Weit verbreitet, aber oft unerkannt: Viele Frauen leiden an einer Endometriose, – oftmals ohne überhaupt davon zu wissen oder die richtige Diagnose gestellt zu bekommen. So ging es auch MABYEN Gründerin Manuela. Erst nach zwei Jahren Beschwerden konnte ein Arzt ihr sagen, woran sie litt und ihr so helfen. Denn ist die Diagnose einmal gestellt, kann die Erkrankung meist gut im Rahmen von individuellen Therapiemaßnahmen behandelt werden. Endometriose ist ein wichtiger Grund für einen unerfüllten Kinderwunsch und starke Schmerzen während der Menstruation. Viele Frauen haben die Krankheit, ohne es zu wissen. Bei dieser gynäkologischen Erkrankung "verirren" sich Zellen, ähnlich der Gebärmutterschleimhaut, im Bauchraum, z.B. außerhalb der Gebärmutter, in den Eierstöcken und auch an der Blase. Die Herde wachsen parallel zur Gebärmutterschleimhaut und bluten auch - da das Blut allerdings nicht abfließen kann, bilden sie auch oft Zysten.
Die Diagnose dieser Krankheit dauert oft lange und oft wird dafür eine Bauchspiegelung benötigt. So entstand der Gedanke zu einem Blogartikel über dieses wichtige Thema und der Kontakt zu Dr. med.
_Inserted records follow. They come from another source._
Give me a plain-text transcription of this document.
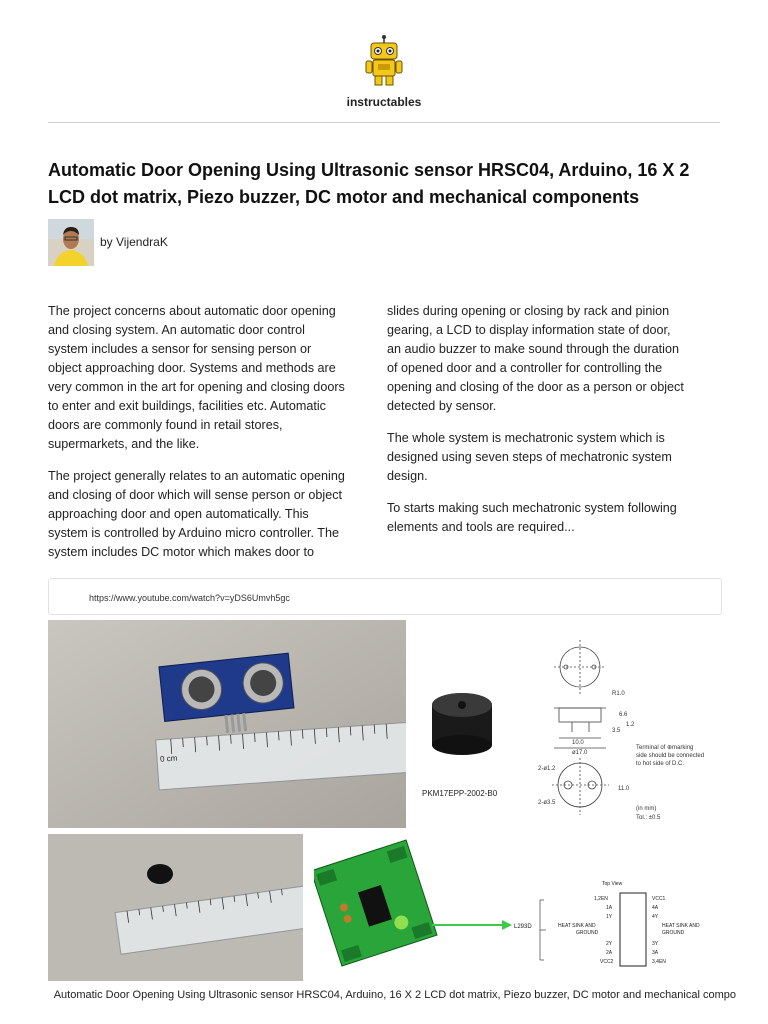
instructables
Automatic Door Opening Using Ultrasonic sensor HRSC04, Arduino, 16 X 2 LCD dot matrix, Piezo buzzer, DC motor and mechanical components
by VijendraK

The project concerns about automatic door opening and closing system. An automatic door control system includes a sensor for sensing person or object approaching door. Systems and methods are very common in the art for opening and closing doors to enter and exit buildings, facilities etc. Automatic doors are commonly found in retail stores, supermarkets, and the like.

The project generally relates to an automatic opening and closing of door which will sense person or object approaching door and open automatically. This system is controlled by Arduino micro controller. The system includes DC motor which makes door to

slides during opening or closing by rack and pinion gearing, a LCD to display information state of door, an audio buzzer to make sound through the duration of opened door and a controller for controlling the opening and closing of the door as a person or object detected by sensor.

The whole system is mechatronic system which is designed using seven steps of mechatronic system design.

To starts making such mechatronic system following elements and tools are required...

https://www.youtube.com/watch?v=yDS6Umvh5gc
0 cm
PKM17EPP-2002-B0
R1.0
6.6
3.5
1.2
10.0
ø17.0
2-ø1.2
2-ø3.5
11.0
Terminal of ⊕marking
side should be connected
to hot side of D.C.
(in mm)
Tol.: ±0.5
Top View
L293D
1,2EN
1A
1Y
2Y
2A
VCC2
VCC1
4A
4Y
3Y
3A
3,4EN
HEAT SINK AND
GROUND
HEAT SINK AND
GROUND
Automatic Door Opening Using Ultrasonic sensor HRSC04, Arduino, 16 X 2 LCD dot matrix, Piezo buzzer, DC motor and mechanical compo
Harald Krentel, der sich zu einem Interview und Beantwortung unserer Fragen zu Ursache, Symptomen, Folgen und Therapie von Endometriose bei betroffenen Frauen bereit erklärte.
Würden Sie sich zum Einstieg uns und unseren Leserinnen und Lesern kurz vorstellen?
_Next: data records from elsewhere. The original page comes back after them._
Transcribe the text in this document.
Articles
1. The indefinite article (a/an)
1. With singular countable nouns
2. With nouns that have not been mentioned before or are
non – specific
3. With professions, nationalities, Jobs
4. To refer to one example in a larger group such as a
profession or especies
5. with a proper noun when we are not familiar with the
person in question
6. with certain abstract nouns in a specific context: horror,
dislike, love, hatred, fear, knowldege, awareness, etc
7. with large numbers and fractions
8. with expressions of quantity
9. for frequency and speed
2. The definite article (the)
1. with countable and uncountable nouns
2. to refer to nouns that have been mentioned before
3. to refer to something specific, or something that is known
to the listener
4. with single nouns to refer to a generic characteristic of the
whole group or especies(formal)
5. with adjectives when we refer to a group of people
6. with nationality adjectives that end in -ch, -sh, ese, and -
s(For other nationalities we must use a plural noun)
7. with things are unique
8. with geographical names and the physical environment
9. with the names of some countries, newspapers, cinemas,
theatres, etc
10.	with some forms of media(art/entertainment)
Mein Name ist Harald Krentel. Ich bin Chefarzt der Klinik für Frauenheilkunde, Geburtshilfe, Gynäkologische Onkologie und Senologie am Bethesda Krankenhaus in Duisburg und Spezialist für minimalinvasive gynäkologische Chirurgie, Endometriose und gynäkologische Onkologie. Neben meiner Tätigkeit in Duisburg bin ich Generalsekretär der Europäischen Endometriose Liga, Lehrbeauftragter der Carl von Ossietzky Universität in Oldenburg, Gastprofessor der peruanischen Universität Cayetano Heredia in Lima und medizinischer Direktor eines Ausbildungsinstitutes für gynäkologische Chirurgie in Peru.
Ich bin verheiratet und habe drei Kinder und zwei Hunde.
Sie sind Spezialist auf dem Gebiet der Endometriose und planen die Gründung eines Endometriose-Zentrums – wie kam es dazu?
Die Endometriose ist eine weit verbreitete, aber auch sehr unterschätzte Erkrankung, die zudem oft nicht erkannt und diagnostiziert wird. Seit Beginn meiner operativen Tätigkeit als Assistenzarzt haben mich die teils schweren Erkrankungsverläufe bewegt und ich sah die Notwendigkeit, zur weiteren positiven Entwicklung beizutragen.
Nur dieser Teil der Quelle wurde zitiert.